E-commerce figures for Christmas 2010 are heartening for the beleaguered retail sector. Tealeaf research found 44% of UK shoppers increased the amount of online shopping they did this Christmas.

There is always room for improvement though and, generally speaking, there are three broad areas that should be looked at:

1. Driving traffic: how effective were the various marketing and PR campaigns?

2. Conversion: how did customers behave when they got to the site? How many converted?

3. Post-sale: how was order fulfilment? How many customers failed to get their orders before Christmas? How many returns were there?

The answers to these questions are likely to have instant ramifications for a number of different departments. But, based on the conversations I have with our customers, the one thing that really keeps digital marketers up at night is conversions.

It’s fine spending lots of money sending visitors to your website, but if they aren’t converting, and you don’t know why, then many retailers are stuck in the dark trying to guesstimate cause and effect.

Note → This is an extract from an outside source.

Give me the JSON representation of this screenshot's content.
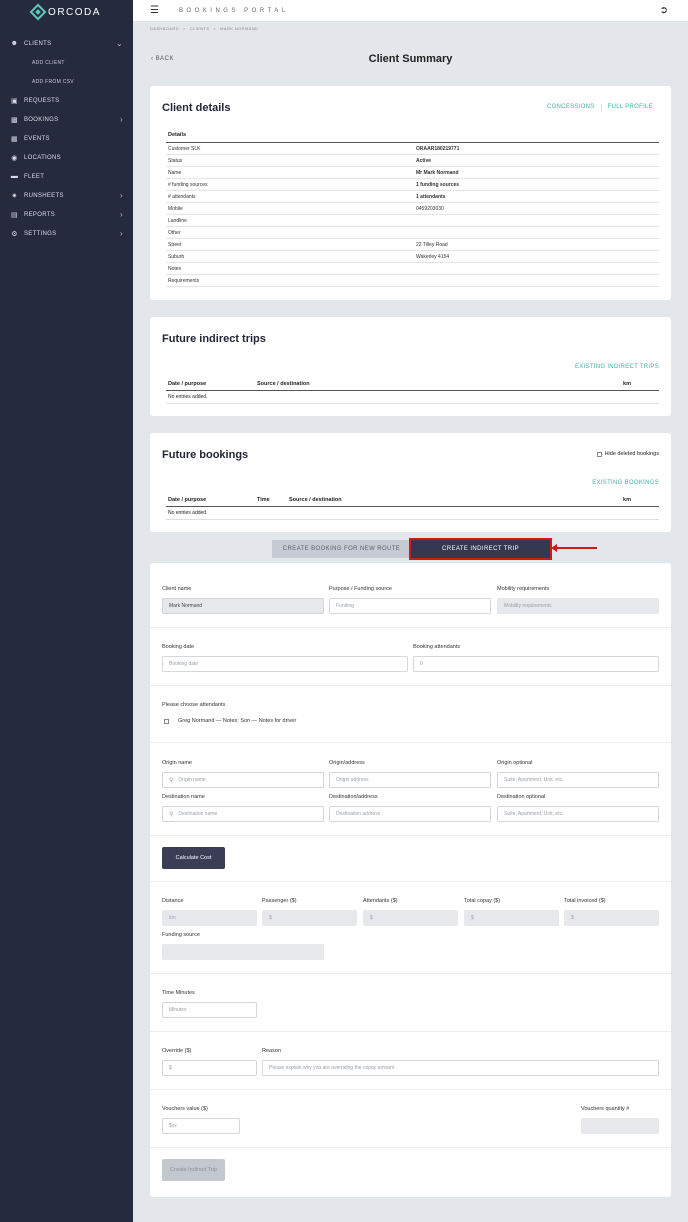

UK shoppers giving retailers a black mark

Our research uncovered that UK shoppers didn’t have an entirely pleasant experience this Christmas when transacting online. Indeed, 45% said they encountered online issues and almost a third (32%) abandoned internet transactions entirely as a result.

Online retailers take a significant proportion of their annual revenues in the pre-Christmas shopping frenzy yet, despite the potential gains up for grabs, too many are still literally putting obstacles in the way of their customers.

The primary struggle points are website errors, complicated checkout processes and confusing navigation. Not only do these customer struggle points dent e-commerce revenues in the short term, but they are also damaging consumer trust, as well as brand reputation.

Given the power and prevalence of social media today, this can easily lead to longer-term revenue losses.

A five-step customer experience program for Christmas 2011

So what should retailers be doing now and over the next 11 months to ensure similar problems don’t occur? Here are my five practical steps:

Get visibility

Knowing what is actually happening on your site is the first key step. Traditional website analytics gives you hints as to what is going, but they can’t tell you that one vital detail: what did the visitor actually see on the site and why did that cause them to abandon?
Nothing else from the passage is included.